Étant donné que les archées sont antérieures à l'origine des eucaryotes, l'étude de Moi, Nishio, Li et d'autres soulève un troisième scénario possible : toutes les fuséxines proviennent des archées, dont la lignée s'est scindée en diverses fonctions au cours du temps, de l'infection virale à la fusion des spermatozoïdes et des ovules - un milliard d'années avant la reproduction sexuelle. Une prochaine étape importante consistera à étudier ce que font les protéines Fsx1 dans la nature.
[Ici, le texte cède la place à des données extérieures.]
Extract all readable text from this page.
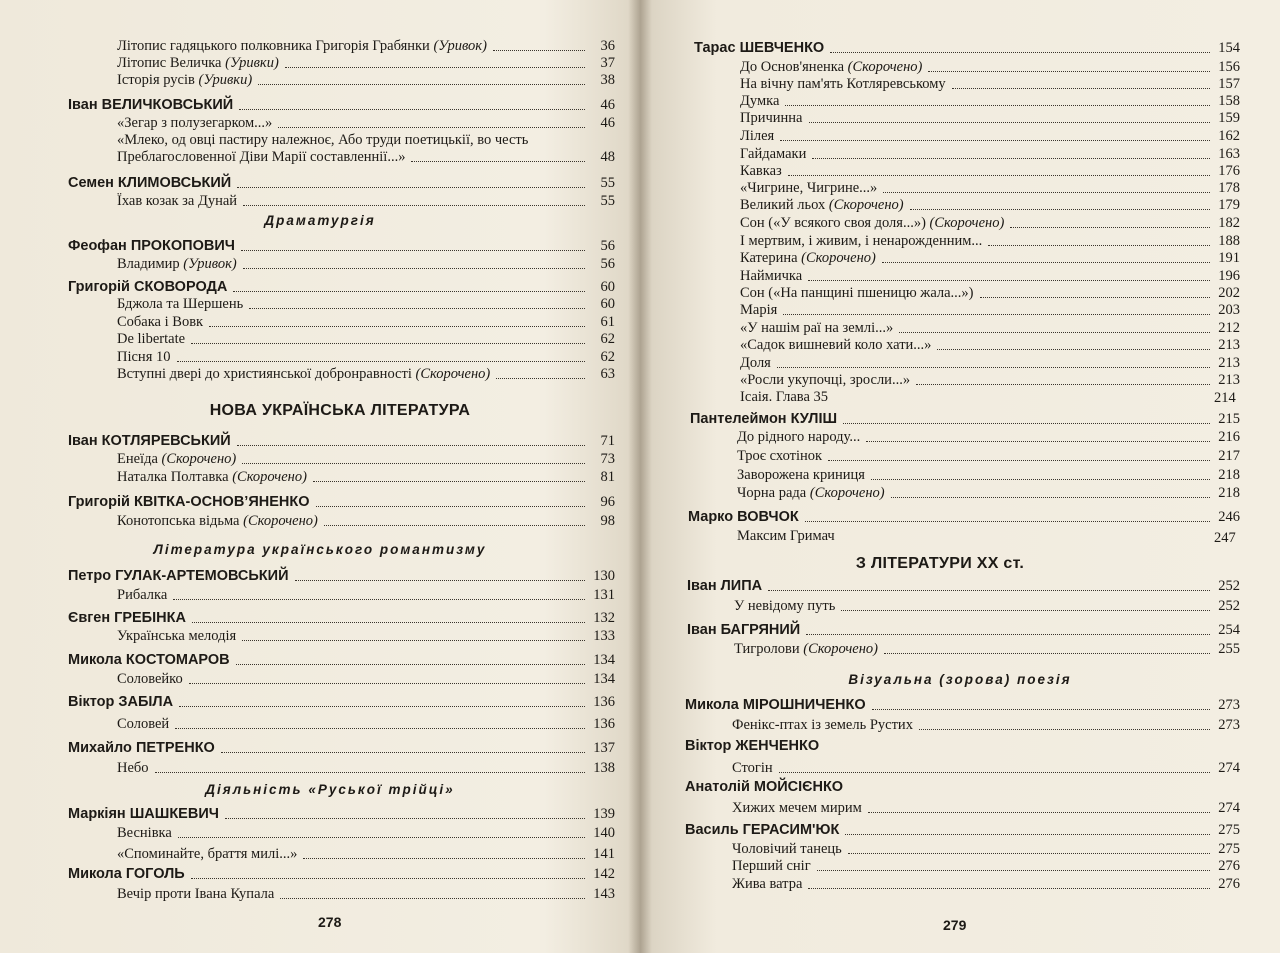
Літопис гадяцького полковника Григорія Грабянки (Уривок)	36
Літопис Величка (Уривки)	37
Історія русів (Уривки)	38
Іван ВЕЛИЧКОВСЬКИЙ	46
«Зегар з полузегарком...»	46
«Млеко, од овці пастиру належноє, Або труди поетицькії, во честь
Преблагословенної Діви Марії составленнії...»	48
Семен КЛИМОВСЬКИЙ	55
Їхав козак за Дунай	55
Драматургія
Феофан ПРОКОПОВИЧ	56
Владимир (Уривок)	56
Григорій СКОВОРОДА	60
Бджола та Шершень	60
Собака і Вовк	61
De libertate	62
Пісня 10	62
Вступні двері до християнської добронравності (Скорочено)	63
НОВА УКРАЇНСЬКА ЛІТЕРАТУРА
Іван КОТЛЯРЕВСЬКИЙ	71
Енеїда (Скорочено)	73
Наталка Полтавка (Скорочено)	81
Григорій КВІТКА-ОСНОВ’ЯНЕНКО	96
Конотопська відьма (Скорочено)	98
Література українського романтизму
Петро ГУЛАК-АРТЕМОВСЬКИЙ	130
Рибалка	131
Євген ГРЕБІНКА	132
Українська мелодія	133
Микола КОСТОМАРОВ	134
Соловейко	134
Віктор ЗАБІЛА	136
Соловей	136
Михайло ПЕТРЕНКО	137
Небо	138
Діяльність «Руської трійці»
Маркіян ШАШКЕВИЧ	139
Веснівка	140
«Споминайте, браття милі...»	141
Микола ГОГОЛЬ	142
Вечір проти Івана Купала	143
278
Тарас ШЕВЧЕНКО	154
До Основ'яненка (Скорочено)	156
На вічну пам'ять Котляревському	157
Думка	158
Причинна	159
Лілея	162
Гайдамаки	163
Кавказ	176
«Чигрине, Чигрине...»	178
Великий льох (Скорочено)	179
Сон («У всякого своя доля...») (Скорочено)	182
І мертвим, і живим, і ненарожденним...	188
Катерина (Скорочено)	191
Наймичка	196
Сон («На панщині пшеницю жала...»)	202
Марія	203
«У нашім раї на землі...»	212
«Садок вишневий коло хати...»	213
Доля	213
«Росли укупочці, зросли...»	213
Ісаія. Глава 35	214
Пантелеймон КУЛІШ	215
До рідного народу...	216
Троє схотінок	217
Заворожена криниця	218
Чорна рада (Скорочено)	218
Марко ВОВЧОК	246
Максим Гримач	247
З ЛІТЕРАТУРИ ХХ ст.
Іван ЛИПА	252
У невідому путь	252
Іван БАГРЯНИЙ	254
Тигролови (Скорочено)	255
Візуальна (зорова) поезія
Микола МІРОШНИЧЕНКО	273
Фенікс-птах із земель Рустих	273
Віктор ЖЕНЧЕНКО
Стогін	274
Анатолій МОЙСІЄНКО
Хижих мечем мирим	274
Василь ГЕРАСИМ'ЮК	275
Чоловічий танець	275
Перший сніг	276
Жива ватра	276
279
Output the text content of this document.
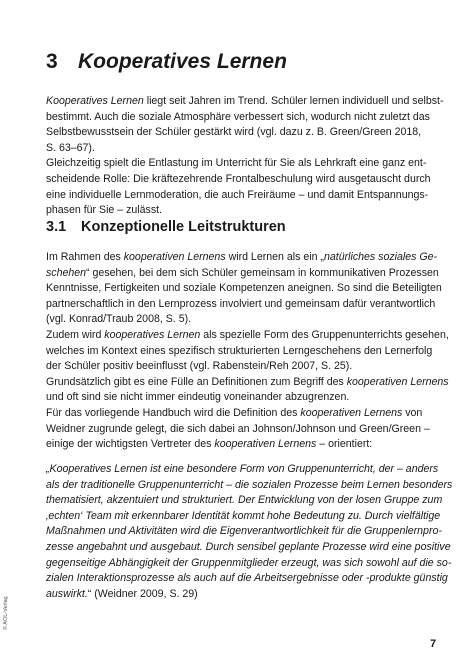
3 Kooperatives Lernen

Kooperatives Lernen liegt seit Jahren im Trend. Schüler lernen individuell und selbst-
bestimmt. Auch die soziale Atmosphäre verbessert sich, wodurch nicht zuletzt das
Selbstbewusstsein der Schüler gestärkt wird (vgl. dazu z. B. Green/Green 2018,
S. 63–67).
Gleichzeitig spielt die Entlastung im Unterricht für Sie als Lehrkraft eine ganz ent-
scheidende Rolle: Die kräftezehrende Frontalbeschulung wird ausgetauscht durch
eine individuelle Lernmoderation, die auch Freiräume – und damit Entspannungs-
phasen für Sie – zulässt.

3.1 Konzeptionelle Leitstrukturen

Im Rahmen des kooperativen Lernens wird Lernen als ein „natürliches soziales Ge-
schehen“ gesehen, bei dem sich Schüler gemeinsam in kommunikativen Prozessen
Kenntnisse, Fertigkeiten und soziale Kompetenzen aneignen. So sind die Beteiligten
partnerschaftlich in den Lernprozess involviert und gemeinsam dafür verantwortlich
(vgl. Konrad/Traub 2008, S. 5).
Zudem wird kooperatives Lernen als spezielle Form des Gruppenunterrichts gesehen,
welches im Kontext eines spezifisch strukturierten Lerngeschehens den Lernerfolg
der Schüler positiv beeinflusst (vgl. Rabenstein/Reh 2007, S. 25).
Grundsätzlich gibt es eine Fülle an Definitionen zum Begriff des kooperativen Lernens
und oft sind sie nicht immer eindeutig voneinander abzugrenzen.
Für das vorliegende Handbuch wird die Definition des kooperativen Lernens von
Weidner zugrunde gelegt, die sich dabei an Johnson/Johnson und Green/Green –
einige der wichtigsten Vertreter des kooperativen Lernens – orientiert:

„Kooperatives Lernen ist eine besondere Form von Gruppenunterricht, der – anders
als der traditionelle Gruppenunterricht – die sozialen Prozesse beim Lernen besonders
thematisiert, akzentuiert und strukturiert. Der Entwicklung von der losen Gruppe zum
‚echten‘ Team mit erkennbarer Identität kommt hohe Bedeutung zu. Durch vielfältige
Maßnahmen und Aktivitäten wird die Eigenverantwortlichkeit für die Gruppenlernpro-
zesse angebahnt und ausgebaut. Durch sensibel geplante Prozesse wird eine positive
gegenseitige Abhängigkeit der Gruppenmitglieder erzeugt, was sich sowohl auf die so-
zialen Interaktionsprozesse als auch auf die Arbeitsergebnisse oder -produkte günstig
auswirkt.“ (Weidner 2009, S. 29)

© AOL-Verlag
7
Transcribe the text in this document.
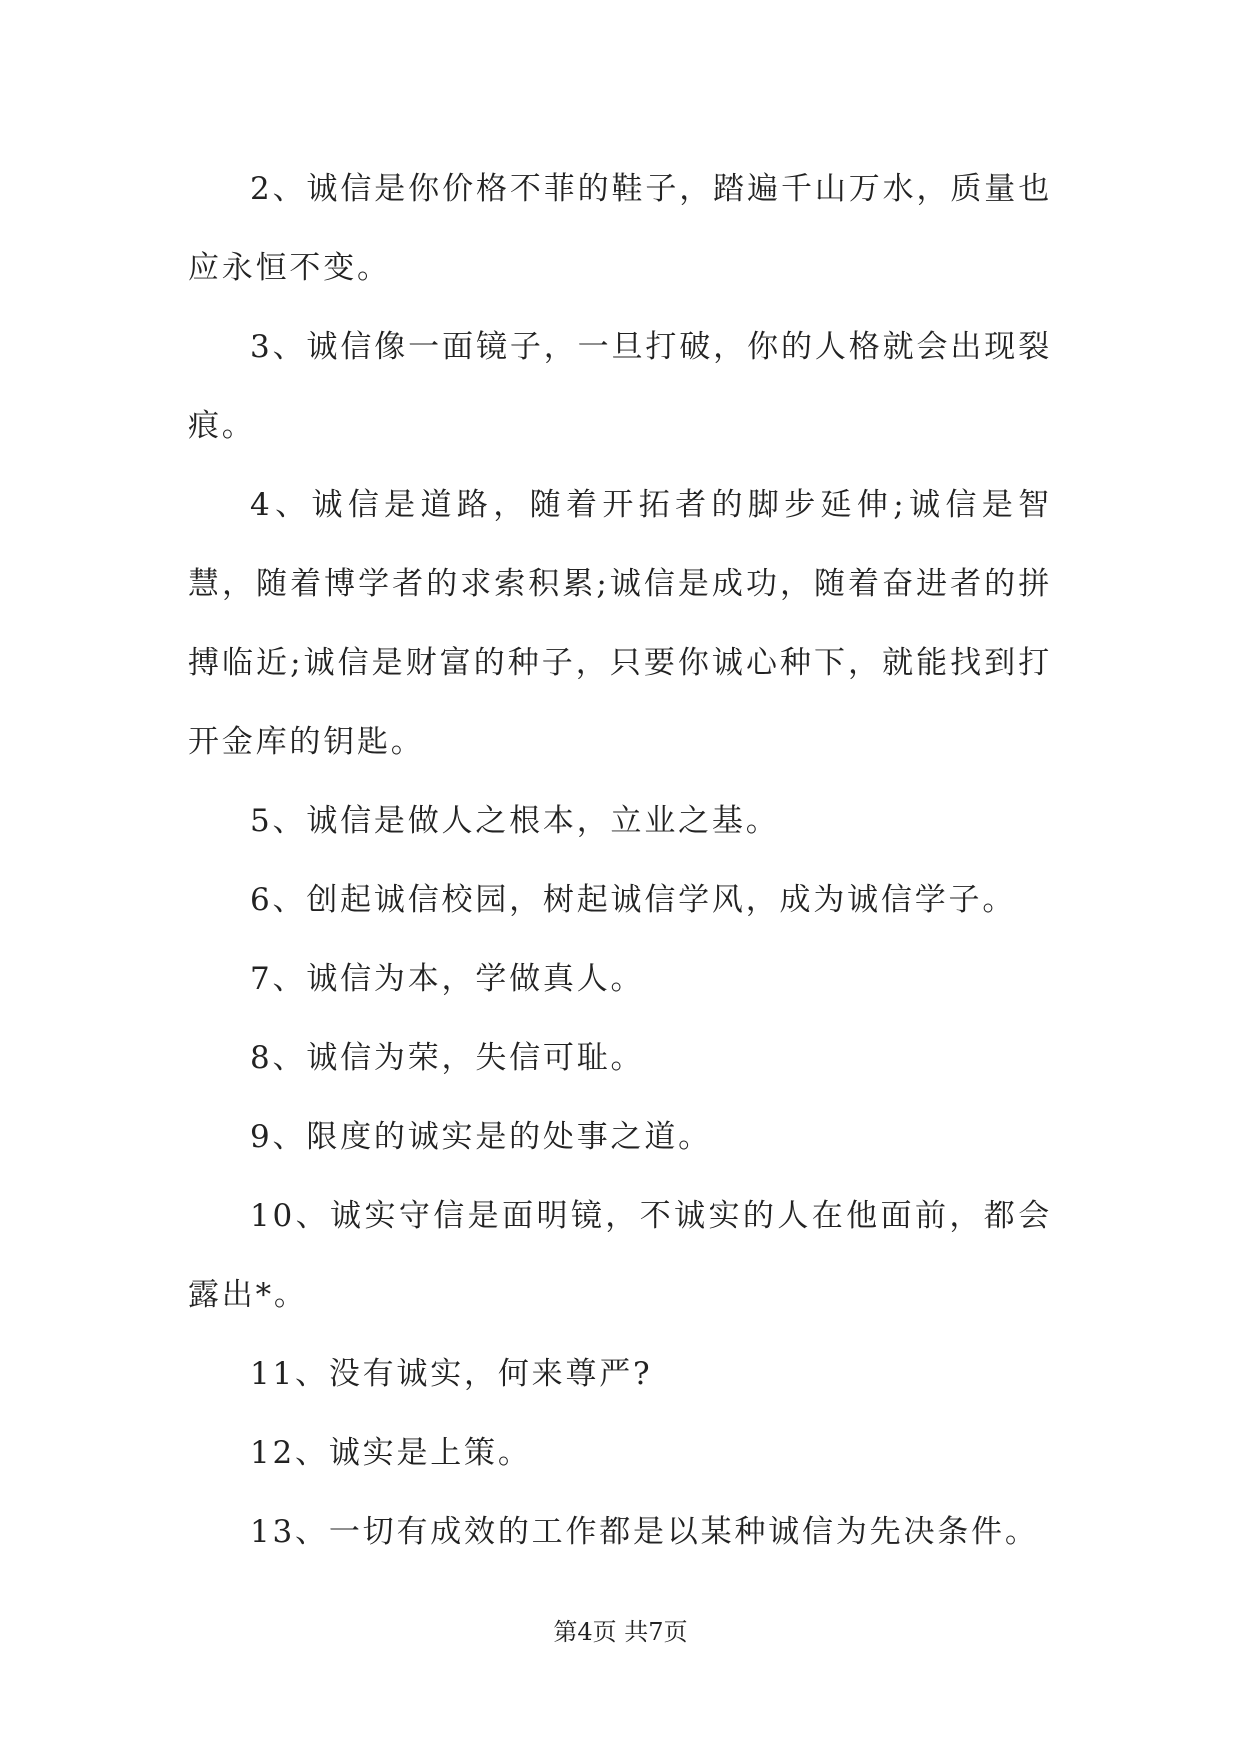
2、诚信是你价格不菲的鞋子，踏遍千山万水，质量也应永恒不变。

3、诚信像一面镜子，一旦打破，你的人格就会出现裂痕。

4、诚信是道路，随着开拓者的脚步延伸;诚信是智慧，随着博学者的求索积累;诚信是成功，随着奋进者的拼搏临近;诚信是财富的种子，只要你诚心种下，就能找到打开金库的钥匙。

5、诚信是做人之根本，立业之基。

6、创起诚信校园，树起诚信学风，成为诚信学子。

7、诚信为本，学做真人。

8、诚信为荣，失信可耻。

9、限度的诚实是的处事之道。

10、诚实守信是面明镜，不诚实的人在他面前，都会露出*。

11、没有诚实，何来尊严?

12、诚实是上策。

13、一切有成效的工作都是以某种诚信为先决条件。

第4页 共7页
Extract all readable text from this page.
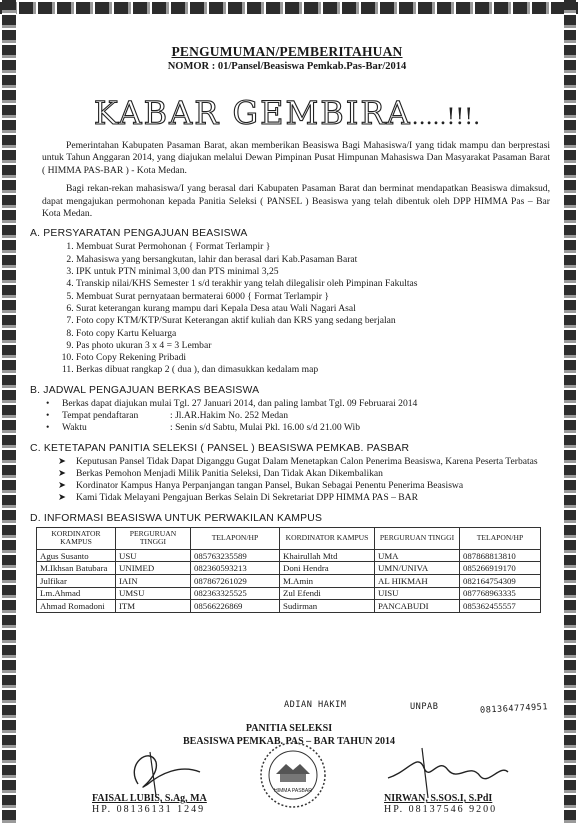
PENGUMUMAN/PEMBERITAHUAN
NOMOR : 01/Pansel/Beasiswa Pemkab.Pas-Bar/2014
KABAR GEMBIRA.....!!!.

Pemerintahan Kabupaten Pasaman Barat, akan memberikan Beasiswa Bagi Mahasiswa/I yang tidak mampu dan berprestasi untuk Tahun Anggaran 2014, yang diajukan melalui Dewan Pimpinan Pusat Himpunan Mahasiswa Dan Masyarakat Pasaman Barat ( HIMMA PAS-BAR ) - Kota Medan.

Bagi rekan-rekan mahasiswa/I yang berasal dari Kabupaten Pasaman Barat dan berminat mendapatkan Beasiswa dimaksud, dapat mengajukan permohonan kepada Panitia Seleksi ( PANSEL ) Beasiswa yang telah dibentuk oleh DPP HIMMA Pas – Bar Kota Medan.

A. PERSYARATAN PENGAJUAN BEASISWA
1. Membuat Surat Permohonan { Format Terlampir }
2. Mahasiswa yang bersangkutan, lahir dan berasal dari Kab.Pasaman Barat
3. IPK untuk PTN minimal 3,00 dan PTS minimal 3,25
4. Transkip nilai/KHS Semester 1 s/d terakhir yang telah dilegalisir oleh Pimpinan Fakultas
5. Membuat Surat pernyataan bermaterai 6000 { Format Terlampir }
6. Surat keterangan kurang mampu dari Kepala Desa atau Wali Nagari Asal
7. Foto copy KTM/KTP/Surat Keterangan aktif kuliah dan KRS yang sedang berjalan
8. Foto copy Kartu Keluarga
9. Pas photo ukuran 3 x 4 = 3 Lembar
10. Foto Copy Rekening Pribadi
11. Berkas dibuat rangkap 2 ( dua ), dan dimasukkan kedalam map
B. JADWAL PENGAJUAN BERKAS BEASISWA
• Berkas dapat diajukan mulai Tgl. 27 Januari 2014, dan paling lambat Tgl. 09 Februarai 2014
• Tempat pendaftaran	: Jl.AR.Hakim No. 252 Medan
• Waktu	: Senin s/d Sabtu, Mulai Pkl. 16.00 s/d 21.00 Wib
C. KETETAPAN PANITIA SELEKSI ( PANSEL ) BEASISWA PEMKAB. PASBAR
➤ Keputusan Pansel Tidak Dapat Diganggu Gugat Dalam Menetapkan Calon Penerima Beasiswa, Karena Peserta Terbatas
➤ Berkas Pemohon Menjadi Milik Panitia Seleksi, Dan Tidak Akan Dikembalikan
➤ Kordinator Kampus Hanya Perpanjangan tangan Pansel, Bukan Sebagai Penentu Penerima Beasiswa
➤ Kami Tidak Melayani Pengajuan Berkas Selain Di Sekretariat DPP HIMMA PAS – BAR
D. INFORMASI BEASISWA UNTUK PERWAKILAN KAMPUS
KORDINATOR KAMPUS	PERGURUAN TINGGI	TELAPON/HP	KORDINATOR KAMPUS	PERGURUAN TINGGI	TELAPON/HP
Agus Susanto	USU	085763235589	Khairullah Mtd	UMA	087868813810
M.Ikhsan Batubara	UNIMED	082360593213	Doni Hendra	UMN/UNIVA	085266919170
Julfikar	IAIN	087867261029	M.Amin	AL HIKMAH	082164754309
Lm.Ahmad	UMSU	082363325525	Zul Efendi	UISU	087768963335
Ahmad Romadoni	ITM	08566226869	Sudirman	PANCABUDI	085362455557
ADIAN HAKIM	UNPAB	081364774951
PANITIA SELEKSI
BEASISWA PEMKAB. PAS – BAR TAHUN 2014
HIMMA PASBAR
FAISAL LUBIS, S.Ag, MA
HP. 08136131 1249
NIRWAN, S.SOS.I, S.PdI
HP. 08137546 9200
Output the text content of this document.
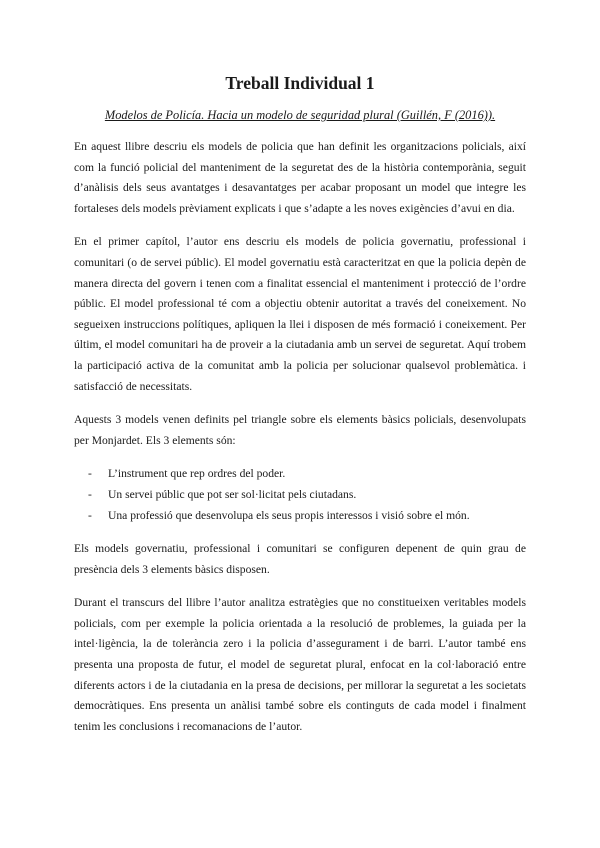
Treball Individual 1
Modelos de Policía. Hacia un modelo de seguridad plural (Guillén, F (2016)).

En aquest llibre descriu els models de policia que han definit les organitzacions policials, així com la funció policial del manteniment de la seguretat des de la història contemporània, seguit d’anàlisis dels seus avantatges i desavantatges per acabar proposant un model que integre les fortaleses dels models prèviament explicats i que s’adapte a les noves exigències d’avui en dia.

En el primer capítol, l’autor ens descriu els models de policia governatiu, professional i comunitari (o de servei públic). El model governatiu està caracteritzat en que la policia depèn de manera directa del govern i tenen com a finalitat essencial el manteniment i protecció de l’ordre públic. El model professional té com a objectiu obtenir autoritat a través del coneixement. No segueixen instruccions polítiques, apliquen la llei i disposen de més formació i coneixement. Per últim, el model comunitari ha de proveir a la ciutadania amb un servei de seguretat. Aquí trobem la participació activa de la comunitat amb la policia per solucionar qualsevol problemàtica. i satisfacció de necessitats.

Aquests 3 models venen definits pel triangle sobre els elements bàsics policials, desenvolupats per Monjardet. Els 3 elements són:

- L’instrument que rep ordres del poder.
- Un servei públic que pot ser sol·licitat pels ciutadans.
- Una professió que desenvolupa els seus propis interessos i visió sobre el món.

Els models governatiu, professional i comunitari se configuren depenent de quin grau de presència dels 3 elements bàsics disposen.

Durant el transcurs del llibre l’autor analitza estratègies que no constitueixen veritables models policials, com per exemple la policia orientada a la resolució de problemes, la guiada per la intel·ligència, la de tolerància zero i la policia d’assegurament i de barri. L’autor també ens presenta una proposta de futur, el model de seguretat plural, enfocat en la col·laboració entre diferents actors i de la ciutadania en la presa de decisions, per millorar la seguretat a les societats democràtiques. Ens presenta un anàlisi també sobre els continguts de cada model i finalment tenim les conclusions i recomanacions de l’autor.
Participent-ils à la fusion des cellules archéennes comme leurs homologues fusexines végétales et animales fusionnent les gamètes (par exemple, les œufs et les spermatozoïdes) pour favoriser un échange d'ADN de type sexuel ? Des études parallèles seront également nécessaires pour comprendre l'histoire évolutive reliant la protéine Fsx1 et GCS1/HAP2 afin d'établir quelle est leur origine. Les fusexines archéennes et d'autres fusogènes encore inconnus pourraient nous aider à comprendre comment les cellules ont évolué depuis des formes apparemment simples partageant entre elles des morceaux discrets d'ADN jusqu'aux formes de vie complexes d'aujourd'hui qui se reproduisent sexuellement. Ainsi, la découverte que des créatures anciennes comme les archées peuvent également contenir des protéines de type fusexine soulève la possibilité intrigante que la protéine Fsx1 soit la version ancestrale à partir de laquelle les fusogènes viraux, végétaux etanimaux ont dérivé.
L'étude a été soutenue par le programme Horizon 2020 de l'Union européenne, la bourse Marie Curie, la Fondation scientifique israélienne, et d'autres. Certaines analyses d'échantillons ont été effectuées au Centre Européen de synchrotron (ESRF).